Survival Capital and the Epistemological Previlege of the Sedentary Society: An Ethnography of Vanlife in South America

Article
By.
Sami Kini
Pages.
152 - 170
Date.
22. Jul. 2025

Abstract

In an increasingly hyper-connected world, the static positionality of individuals in their localities seems to become the exception rather than the norm. In this article, I intend to answer questions about mobility and itinerant lives by following the phenomenon of “vanlife” across national borders in South America. During the pandemic, anthropologists, among other scientists, have improvised new fieldwork methods, and I was one of them. I turned this lifestyle into the subject of my research and turned anthropology into a mobile practice. Anthropologists have always depended on mobility by doing fieldwork in faraway places and have developed mobile roots, at least during parts of their academic careers. Nevertheless, the discipline paradigm has remained essentially sedentary.

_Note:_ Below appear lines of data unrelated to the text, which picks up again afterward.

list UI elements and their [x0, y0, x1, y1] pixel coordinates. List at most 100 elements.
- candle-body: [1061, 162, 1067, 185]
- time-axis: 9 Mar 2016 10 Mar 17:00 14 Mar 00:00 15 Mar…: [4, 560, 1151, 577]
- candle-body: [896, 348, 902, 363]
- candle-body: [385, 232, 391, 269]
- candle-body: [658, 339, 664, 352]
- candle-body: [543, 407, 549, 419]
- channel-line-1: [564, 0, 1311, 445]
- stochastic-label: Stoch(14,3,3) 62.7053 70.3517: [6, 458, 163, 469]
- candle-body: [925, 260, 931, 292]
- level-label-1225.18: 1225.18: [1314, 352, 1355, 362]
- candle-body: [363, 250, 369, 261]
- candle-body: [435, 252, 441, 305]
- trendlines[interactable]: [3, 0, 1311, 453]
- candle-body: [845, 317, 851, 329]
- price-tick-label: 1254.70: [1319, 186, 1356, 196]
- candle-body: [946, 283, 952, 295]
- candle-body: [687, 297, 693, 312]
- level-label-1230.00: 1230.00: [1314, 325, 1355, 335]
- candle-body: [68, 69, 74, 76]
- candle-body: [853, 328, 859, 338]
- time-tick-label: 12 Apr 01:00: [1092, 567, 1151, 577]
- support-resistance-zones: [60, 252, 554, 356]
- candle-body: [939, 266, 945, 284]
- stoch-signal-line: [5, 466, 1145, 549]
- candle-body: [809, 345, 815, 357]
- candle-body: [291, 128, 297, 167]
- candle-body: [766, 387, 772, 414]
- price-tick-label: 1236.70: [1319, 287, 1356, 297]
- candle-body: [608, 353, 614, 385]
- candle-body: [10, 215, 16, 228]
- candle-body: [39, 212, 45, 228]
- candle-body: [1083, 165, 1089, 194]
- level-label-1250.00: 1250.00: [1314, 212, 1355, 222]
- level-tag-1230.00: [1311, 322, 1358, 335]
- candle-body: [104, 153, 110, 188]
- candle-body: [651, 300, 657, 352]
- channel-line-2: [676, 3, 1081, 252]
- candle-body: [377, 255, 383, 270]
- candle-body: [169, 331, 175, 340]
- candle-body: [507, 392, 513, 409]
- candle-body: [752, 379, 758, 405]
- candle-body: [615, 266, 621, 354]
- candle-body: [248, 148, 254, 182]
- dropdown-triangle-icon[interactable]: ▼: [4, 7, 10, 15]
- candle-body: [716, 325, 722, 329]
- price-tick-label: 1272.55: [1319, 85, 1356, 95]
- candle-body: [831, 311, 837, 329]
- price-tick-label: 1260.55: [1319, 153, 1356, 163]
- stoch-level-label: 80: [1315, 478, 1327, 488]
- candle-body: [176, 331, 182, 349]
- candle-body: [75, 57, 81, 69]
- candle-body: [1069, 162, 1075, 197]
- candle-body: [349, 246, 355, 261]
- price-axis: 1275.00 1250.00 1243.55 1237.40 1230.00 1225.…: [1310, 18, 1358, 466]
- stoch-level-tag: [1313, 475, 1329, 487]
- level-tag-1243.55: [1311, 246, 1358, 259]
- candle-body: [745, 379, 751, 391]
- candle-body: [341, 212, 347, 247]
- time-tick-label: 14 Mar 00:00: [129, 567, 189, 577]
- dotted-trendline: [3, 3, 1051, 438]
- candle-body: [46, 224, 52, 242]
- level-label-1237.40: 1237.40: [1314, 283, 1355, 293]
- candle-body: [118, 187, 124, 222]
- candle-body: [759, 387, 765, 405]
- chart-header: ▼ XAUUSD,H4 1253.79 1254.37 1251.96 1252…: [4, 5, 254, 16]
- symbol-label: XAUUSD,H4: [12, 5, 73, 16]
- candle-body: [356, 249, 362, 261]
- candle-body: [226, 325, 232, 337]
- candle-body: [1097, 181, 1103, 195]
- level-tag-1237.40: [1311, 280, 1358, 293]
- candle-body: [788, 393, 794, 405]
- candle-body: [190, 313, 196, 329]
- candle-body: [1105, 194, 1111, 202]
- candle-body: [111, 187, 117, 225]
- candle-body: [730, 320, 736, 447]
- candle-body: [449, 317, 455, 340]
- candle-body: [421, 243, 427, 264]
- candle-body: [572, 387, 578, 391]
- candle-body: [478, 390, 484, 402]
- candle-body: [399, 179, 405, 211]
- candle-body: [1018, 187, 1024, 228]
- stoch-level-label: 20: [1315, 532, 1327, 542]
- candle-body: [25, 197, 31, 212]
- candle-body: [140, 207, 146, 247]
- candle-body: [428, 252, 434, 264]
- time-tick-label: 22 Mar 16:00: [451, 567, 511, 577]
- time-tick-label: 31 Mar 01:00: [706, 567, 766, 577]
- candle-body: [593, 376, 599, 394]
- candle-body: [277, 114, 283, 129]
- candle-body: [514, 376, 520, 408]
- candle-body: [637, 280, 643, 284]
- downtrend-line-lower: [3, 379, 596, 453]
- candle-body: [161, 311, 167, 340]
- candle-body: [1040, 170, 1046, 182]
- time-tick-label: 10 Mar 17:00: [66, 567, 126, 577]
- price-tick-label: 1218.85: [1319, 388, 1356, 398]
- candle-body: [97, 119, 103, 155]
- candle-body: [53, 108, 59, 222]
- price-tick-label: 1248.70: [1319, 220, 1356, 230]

In this paper, I investigate how the discipline core must be re-thought if one rejects the epistemological privilege of the sedentary society. I show how some classical concepts of ethnography fail to function when applied to constant mobility, and social structure takes a backseat while individual agency comes to the forefront. To establish the concept of “survival capital,” this ariticle surveys Pierre Bourdieu’s framework
of capitals by applying it to people on the move and investigates the social and cultural substances of the mobile dwelling lifestyle.